Saturday, September 13, 2008

The new optimizer was missing two optimizations performed by the old one; arithmetic identity optimizations, and modular arithmetic optimizations. This brings the total number of optimization passes to 11 (def-use analysis runs twice).

The first optimization involves removing such redundant code sequences as 0 +, 1 * and 0 bitor. The old optimizer performed this unconditionally, which was incorrect since most of these identities fail to hold for floats. For example, -0.0 0 + is 0.0, so in this case 0 + is not a no-op, and 1.0 0.0 / 0.0 * is NaN, so 0.0 * does not always yield zero. However, they are valid for integers, so the new optimizer only applies these optimizations to integer-valued expressions.
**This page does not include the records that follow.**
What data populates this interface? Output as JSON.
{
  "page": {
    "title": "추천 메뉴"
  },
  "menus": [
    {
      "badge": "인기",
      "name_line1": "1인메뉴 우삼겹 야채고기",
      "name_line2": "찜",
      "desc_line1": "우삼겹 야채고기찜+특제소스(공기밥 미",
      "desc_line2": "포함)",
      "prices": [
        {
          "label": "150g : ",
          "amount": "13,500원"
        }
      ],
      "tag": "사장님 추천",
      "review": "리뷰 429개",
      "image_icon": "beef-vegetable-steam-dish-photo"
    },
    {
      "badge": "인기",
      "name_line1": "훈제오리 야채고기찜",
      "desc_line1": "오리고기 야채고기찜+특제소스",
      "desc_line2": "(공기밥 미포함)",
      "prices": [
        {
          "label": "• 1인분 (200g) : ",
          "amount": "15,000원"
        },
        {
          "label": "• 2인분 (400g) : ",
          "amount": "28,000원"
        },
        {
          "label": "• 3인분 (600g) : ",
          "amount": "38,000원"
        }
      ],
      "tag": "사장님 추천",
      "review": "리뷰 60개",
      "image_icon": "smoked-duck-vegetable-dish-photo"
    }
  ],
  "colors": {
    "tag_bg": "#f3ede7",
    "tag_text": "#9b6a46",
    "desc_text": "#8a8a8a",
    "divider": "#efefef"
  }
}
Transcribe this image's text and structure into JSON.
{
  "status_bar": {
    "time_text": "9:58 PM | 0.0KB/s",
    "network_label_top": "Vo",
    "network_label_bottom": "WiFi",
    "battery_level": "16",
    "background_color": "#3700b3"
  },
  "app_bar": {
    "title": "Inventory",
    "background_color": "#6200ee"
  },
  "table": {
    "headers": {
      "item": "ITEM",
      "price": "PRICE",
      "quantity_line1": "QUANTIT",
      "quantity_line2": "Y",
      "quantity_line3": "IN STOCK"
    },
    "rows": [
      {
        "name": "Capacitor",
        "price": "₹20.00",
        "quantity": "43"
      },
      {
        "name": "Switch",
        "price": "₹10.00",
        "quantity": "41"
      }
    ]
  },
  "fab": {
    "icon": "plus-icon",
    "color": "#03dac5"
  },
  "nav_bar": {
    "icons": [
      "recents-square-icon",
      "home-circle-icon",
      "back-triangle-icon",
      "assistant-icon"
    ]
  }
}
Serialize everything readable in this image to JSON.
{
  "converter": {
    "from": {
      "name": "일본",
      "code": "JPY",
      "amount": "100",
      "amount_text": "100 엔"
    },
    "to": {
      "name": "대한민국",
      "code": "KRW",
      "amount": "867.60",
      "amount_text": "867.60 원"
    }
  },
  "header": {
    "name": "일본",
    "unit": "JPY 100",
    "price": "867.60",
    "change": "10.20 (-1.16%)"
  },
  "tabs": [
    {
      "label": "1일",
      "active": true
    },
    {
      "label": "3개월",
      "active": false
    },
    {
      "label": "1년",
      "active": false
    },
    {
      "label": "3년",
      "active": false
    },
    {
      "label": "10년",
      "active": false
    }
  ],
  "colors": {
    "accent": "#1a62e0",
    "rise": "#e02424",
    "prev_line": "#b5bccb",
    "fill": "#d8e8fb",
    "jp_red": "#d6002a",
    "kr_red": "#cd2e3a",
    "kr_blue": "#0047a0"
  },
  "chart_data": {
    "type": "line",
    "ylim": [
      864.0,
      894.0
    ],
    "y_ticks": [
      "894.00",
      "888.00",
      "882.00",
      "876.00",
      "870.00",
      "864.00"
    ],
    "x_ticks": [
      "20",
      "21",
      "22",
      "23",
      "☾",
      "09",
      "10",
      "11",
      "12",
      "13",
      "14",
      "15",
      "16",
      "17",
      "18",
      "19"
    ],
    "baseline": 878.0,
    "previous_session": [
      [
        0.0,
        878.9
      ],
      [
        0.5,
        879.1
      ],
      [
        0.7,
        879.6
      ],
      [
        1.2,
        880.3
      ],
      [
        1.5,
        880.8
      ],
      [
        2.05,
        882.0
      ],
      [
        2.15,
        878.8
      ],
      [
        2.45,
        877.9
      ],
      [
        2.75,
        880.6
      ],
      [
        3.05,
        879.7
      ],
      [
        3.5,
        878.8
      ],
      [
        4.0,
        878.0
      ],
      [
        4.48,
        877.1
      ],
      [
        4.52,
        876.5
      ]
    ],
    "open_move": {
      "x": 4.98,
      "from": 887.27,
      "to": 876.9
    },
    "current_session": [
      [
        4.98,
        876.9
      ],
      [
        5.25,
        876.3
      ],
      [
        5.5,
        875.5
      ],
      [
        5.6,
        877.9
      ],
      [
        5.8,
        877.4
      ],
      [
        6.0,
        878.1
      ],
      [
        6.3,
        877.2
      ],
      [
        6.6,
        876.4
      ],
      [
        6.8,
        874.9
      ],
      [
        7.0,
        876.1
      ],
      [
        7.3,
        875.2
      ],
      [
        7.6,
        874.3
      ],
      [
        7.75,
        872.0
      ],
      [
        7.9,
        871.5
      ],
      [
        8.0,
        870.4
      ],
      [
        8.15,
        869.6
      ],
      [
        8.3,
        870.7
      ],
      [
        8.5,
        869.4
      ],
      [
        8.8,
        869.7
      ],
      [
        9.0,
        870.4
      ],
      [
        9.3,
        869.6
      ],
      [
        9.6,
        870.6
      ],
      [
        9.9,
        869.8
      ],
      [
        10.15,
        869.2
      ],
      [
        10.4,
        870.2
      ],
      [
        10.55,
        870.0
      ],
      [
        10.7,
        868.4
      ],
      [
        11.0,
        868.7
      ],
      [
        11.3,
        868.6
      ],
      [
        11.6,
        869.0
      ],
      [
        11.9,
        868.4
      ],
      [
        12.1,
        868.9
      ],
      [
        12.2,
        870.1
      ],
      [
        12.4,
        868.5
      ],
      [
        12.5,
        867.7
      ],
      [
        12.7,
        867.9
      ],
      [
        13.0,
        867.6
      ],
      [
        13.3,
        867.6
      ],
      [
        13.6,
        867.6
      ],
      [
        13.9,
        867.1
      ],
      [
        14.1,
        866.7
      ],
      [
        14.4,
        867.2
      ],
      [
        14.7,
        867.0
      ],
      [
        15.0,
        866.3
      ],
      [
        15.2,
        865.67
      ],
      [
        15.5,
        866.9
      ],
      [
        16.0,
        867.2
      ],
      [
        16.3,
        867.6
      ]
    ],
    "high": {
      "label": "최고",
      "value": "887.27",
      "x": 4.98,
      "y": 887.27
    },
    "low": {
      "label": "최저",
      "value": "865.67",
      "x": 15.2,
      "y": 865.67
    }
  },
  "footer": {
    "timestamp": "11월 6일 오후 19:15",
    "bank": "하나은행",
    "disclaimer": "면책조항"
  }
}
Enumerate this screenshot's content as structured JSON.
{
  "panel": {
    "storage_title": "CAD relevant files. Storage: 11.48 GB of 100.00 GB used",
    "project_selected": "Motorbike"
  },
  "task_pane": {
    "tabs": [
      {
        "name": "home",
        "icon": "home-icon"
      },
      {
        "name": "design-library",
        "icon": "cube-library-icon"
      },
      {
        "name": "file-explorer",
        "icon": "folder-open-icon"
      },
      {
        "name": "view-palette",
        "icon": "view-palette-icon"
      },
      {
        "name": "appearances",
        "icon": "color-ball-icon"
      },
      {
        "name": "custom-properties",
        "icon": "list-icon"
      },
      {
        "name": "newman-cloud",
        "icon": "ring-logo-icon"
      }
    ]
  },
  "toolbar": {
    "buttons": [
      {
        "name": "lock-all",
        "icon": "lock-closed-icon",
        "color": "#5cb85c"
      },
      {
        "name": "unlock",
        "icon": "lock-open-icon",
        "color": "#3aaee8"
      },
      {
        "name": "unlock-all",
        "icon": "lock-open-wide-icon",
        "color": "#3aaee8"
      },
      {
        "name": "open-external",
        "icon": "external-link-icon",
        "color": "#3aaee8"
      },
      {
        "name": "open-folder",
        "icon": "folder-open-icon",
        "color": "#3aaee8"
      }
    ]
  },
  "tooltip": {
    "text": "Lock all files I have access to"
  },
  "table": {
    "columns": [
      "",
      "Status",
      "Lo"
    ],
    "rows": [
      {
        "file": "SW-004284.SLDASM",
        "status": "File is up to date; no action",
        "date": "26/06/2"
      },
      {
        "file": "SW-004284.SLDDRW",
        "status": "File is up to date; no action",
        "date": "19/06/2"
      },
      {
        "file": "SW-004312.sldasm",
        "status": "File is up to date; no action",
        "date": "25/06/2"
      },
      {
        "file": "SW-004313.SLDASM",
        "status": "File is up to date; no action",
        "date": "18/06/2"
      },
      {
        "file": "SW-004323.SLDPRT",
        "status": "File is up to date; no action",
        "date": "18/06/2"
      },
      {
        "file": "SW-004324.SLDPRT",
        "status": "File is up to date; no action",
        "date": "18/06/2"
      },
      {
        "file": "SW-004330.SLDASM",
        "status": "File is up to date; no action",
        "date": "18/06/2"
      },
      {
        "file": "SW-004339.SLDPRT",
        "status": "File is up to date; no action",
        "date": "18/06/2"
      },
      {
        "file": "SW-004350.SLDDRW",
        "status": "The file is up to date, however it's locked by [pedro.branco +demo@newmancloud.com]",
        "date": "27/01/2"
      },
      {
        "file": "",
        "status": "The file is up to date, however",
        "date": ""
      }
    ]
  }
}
The second optimization is described in the blog post I linked to.

I also found and fixed a code generator regression which has been there for ages, and a type inference regression which appeared with the new code generator. Fixing these two regressions and implementing the two missing optimizations above improved performance of benchmark.raytracer by almost 2x; the run time went from 12 seconds to 6.5 seconds on my 2.4 GHz Core 2 Duo MacBook Pro.

The Java version runs in 1.1 seconds with the server VM (I modified the code to run the benchmark 10 times in a loop to give the JIT a chance to do some runtime profiling, and I measured the run time internally so as to avoid JVM startup overhead). The Common Lisp version runs in 3.5 seconds under SBCL. Note that I’m running the benchmark with n=200 and level=3.

Factor is slowly inching towards the performance offered by other compilers. Hopefully one day I’ll be able to close the gap.